Prss55 transgenic mice can rescue fertility in Prss55 KO mice. (a) Average pup counts for the number of RES GPI mice differed (P = 0.0019) from the TG_HET GPI mice. Litter size was measured by the number of pups born. (b) Average litter per male per month, from natural mating of RES GPI mice compared to TG_HET GPI mice did not differ. (c) Average pup counts for the number of RES TM mice did not differ from the TG_HET TM mice. Litter size was measured by the number of pups born. (d) Average litter per male per month, from natural mating of RES TM mice compared to TG_HET TM mice did not differ. (e) The average body weight for RES GPI and RES TM mice did not differ between WT mice. (f) The average testis weight for RES TM and RES TM mice did not differ between WT mice.

Fig. 6

The Tmprss12 transgene is not able to rescue fertility in Tmprss12 KO mice. (a) Average litter per male per month, from natural mating of HET, T12 TG, and T12 RES mice.
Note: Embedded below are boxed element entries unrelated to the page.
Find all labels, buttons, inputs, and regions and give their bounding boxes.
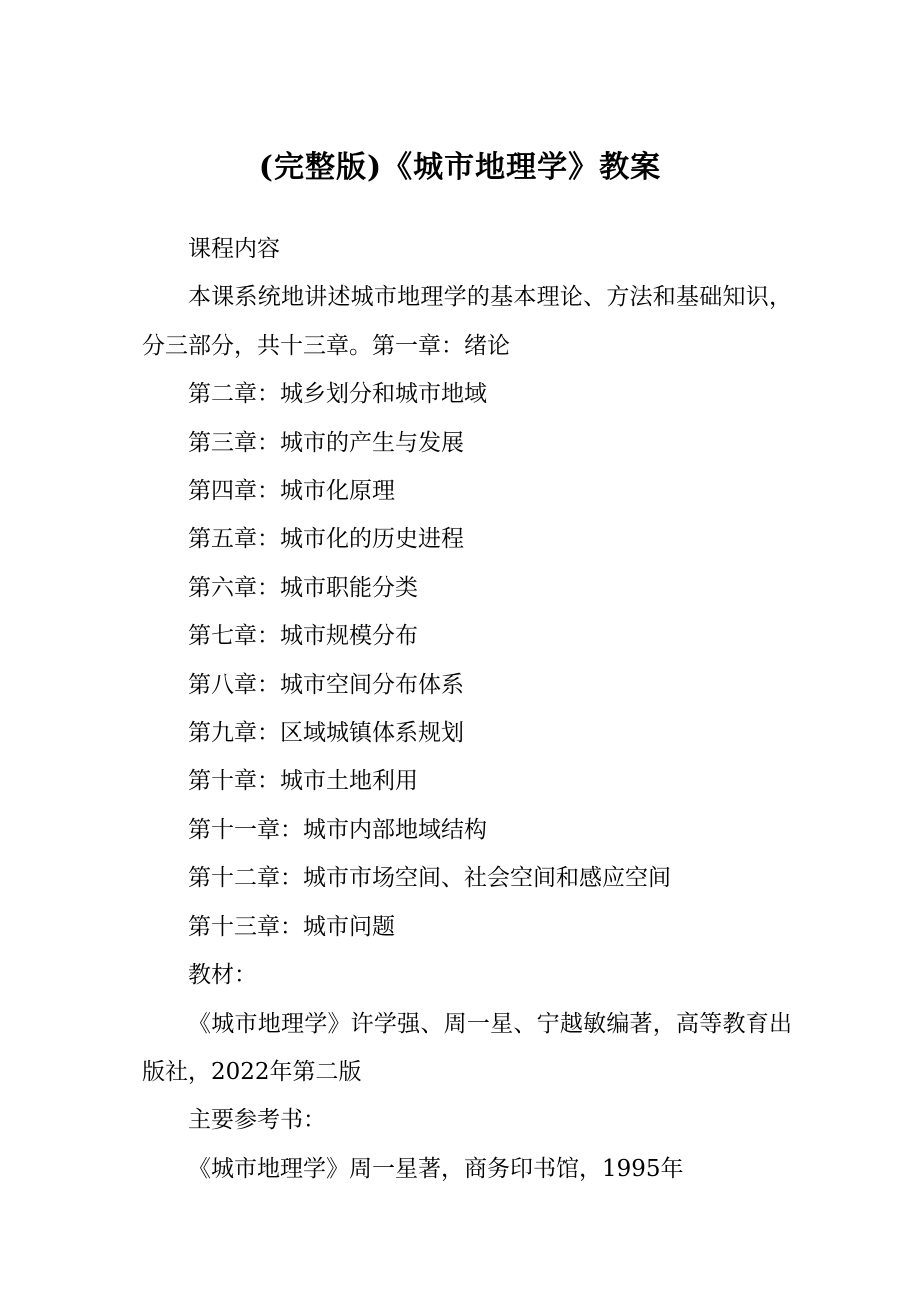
reference-item: 《城市地理学》周一星著，商务印书馆，1995年 (188, 1155, 684, 1182)
chapter-line-12: 第十二章：城市市场空间、社会空间和感应空间 (188, 865, 671, 892)
chapter-line-9: 第九章：区域城镇体系规划 (188, 720, 464, 747)
textbook-reference: 《城市地理学》许学强、周一星、宁越敏编著，高等教育出版社，2022年第二版 (142, 1010, 792, 1085)
chapter-line-11: 第十一章：城市内部地域结构 (188, 816, 487, 843)
chapter-line-6: 第六章：城市职能分类 (188, 574, 418, 601)
document-title: (完整版)《城市地理学》教案 (258, 150, 662, 185)
section-heading-course-content: 课程内容 (188, 236, 280, 262)
chapter-line-3: 第三章：城市的产生与发展 (188, 429, 464, 456)
chapter-line-13: 第十三章：城市问题 (188, 913, 395, 940)
document-body (142, 225, 792, 1193)
section-heading-references: 主要参考书： (188, 1107, 326, 1134)
chapter-line-10: 第十章：城市土地利用 (188, 768, 418, 795)
chapter-line-5: 第五章：城市化的历史进程 (188, 526, 464, 553)
chapter-line-7: 第七章：城市规模分布 (188, 623, 418, 650)
section-heading-textbook: 教材： (188, 962, 257, 989)
chapter-line-2: 第二章：城乡划分和城市地域 (188, 381, 487, 408)
course-description-paragraph: 本课系统地讲述城市地理学的基本理论、方法和基础知识，分三部分，共十三章。第一章：绪论 (142, 284, 792, 359)
chapter-line-8: 第八章：城市空间分布体系 (188, 671, 464, 698)
chapter-line-4: 第四章：城市化原理 (188, 478, 395, 505)
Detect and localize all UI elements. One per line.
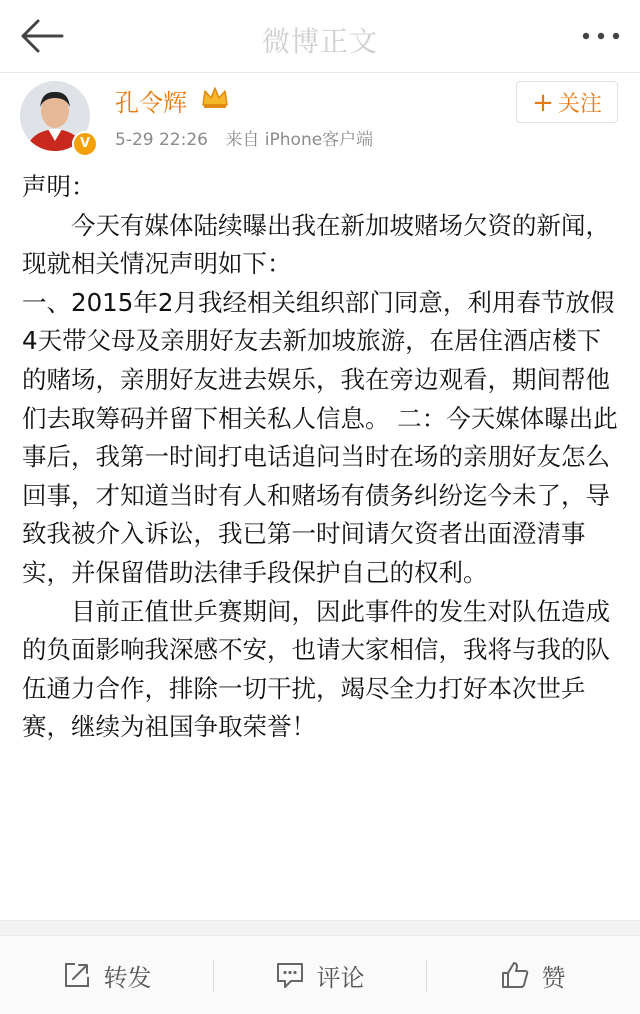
post-source: 来自 iPhone客户端 — [225, 130, 374, 150]
paragraph-details: 一、2015年2月我经相关组织部门同意，利用春节放假4天带父母及亲朋好友去新加坡旅游，在居住酒店楼下的赌场，亲朋好友进去娱乐，我在旁边观看，期间帮他们去取筹码并留下相关私人信息。 二：今天媒体曝出此事后，我第一时间打电话追问当时在场的亲朋好友怎么回事，才知道当时有人和赌场有债务纠纷迄今未了，导致我被介入诉讼，我已第一时间请欠资者出面澄清事实，并保留借助法律手段保护自己的权利。 — [22, 287, 618, 587]
author-name[interactable]: 孔令辉 — [115, 89, 187, 117]
paragraph-intro: 今天有媒体陆续曝出我在新加坡赌场欠资的新闻，现就相关情况声明如下： — [22, 210, 610, 279]
like-label: 赞 — [541, 963, 566, 992]
paragraph-closing: 目前正值世乒赛期间，因此事件的发生对队伍造成的负面影响我深感不安，也请大家相信，我将与我的队伍通力合作，排除一切干扰，竭尽全力打好本次世乒赛，继续为祖国争取荣誉！ — [22, 596, 610, 742]
top-navigation-bar — [0, 0, 640, 73]
post-meta — [115, 125, 385, 150]
action-bar — [0, 936, 640, 1014]
section-divider — [0, 920, 640, 936]
more-dots-icon[interactable] — [576, 16, 626, 56]
repost-label: 转发 — [103, 963, 152, 992]
repost-button[interactable] — [0, 936, 213, 1014]
plus-icon: + — [532, 88, 554, 118]
follow-button[interactable] — [516, 81, 618, 123]
like-button[interactable] — [426, 936, 639, 1014]
post-time: 5-29 22:26 — [115, 130, 208, 150]
comment-button[interactable] — [213, 936, 426, 1014]
crown-icon[interactable] — [200, 83, 230, 111]
paragraph-heading: 声明： — [22, 172, 96, 201]
comment-label: 评论 — [316, 963, 365, 992]
thumbs-up-icon — [500, 960, 530, 990]
verified-v-icon: V — [72, 131, 98, 157]
follow-label: 关注 — [557, 92, 602, 117]
post-header — [0, 73, 640, 161]
post-body — [22, 168, 618, 747]
repost-icon — [62, 960, 92, 990]
comment-icon — [275, 960, 305, 990]
page-title: 微博正文 — [261, 25, 378, 58]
The average pup counts of T12 RES mice was 0, indicating it did not rescue fertility while the average pup counts between HET and T12 TG mice did not differ. (b) Average litter per male per month, from natural mating of HET, T12 TG, and T12 RES mice. Litter size was measured by the number of pups born. T12 RES mice had no litters and were unable to rescue fertility. (c) The average body weight from HET, T12 TG, and T12 RES mice. (d) The average testis weight from HET, T12 TG, and T12 RES mice.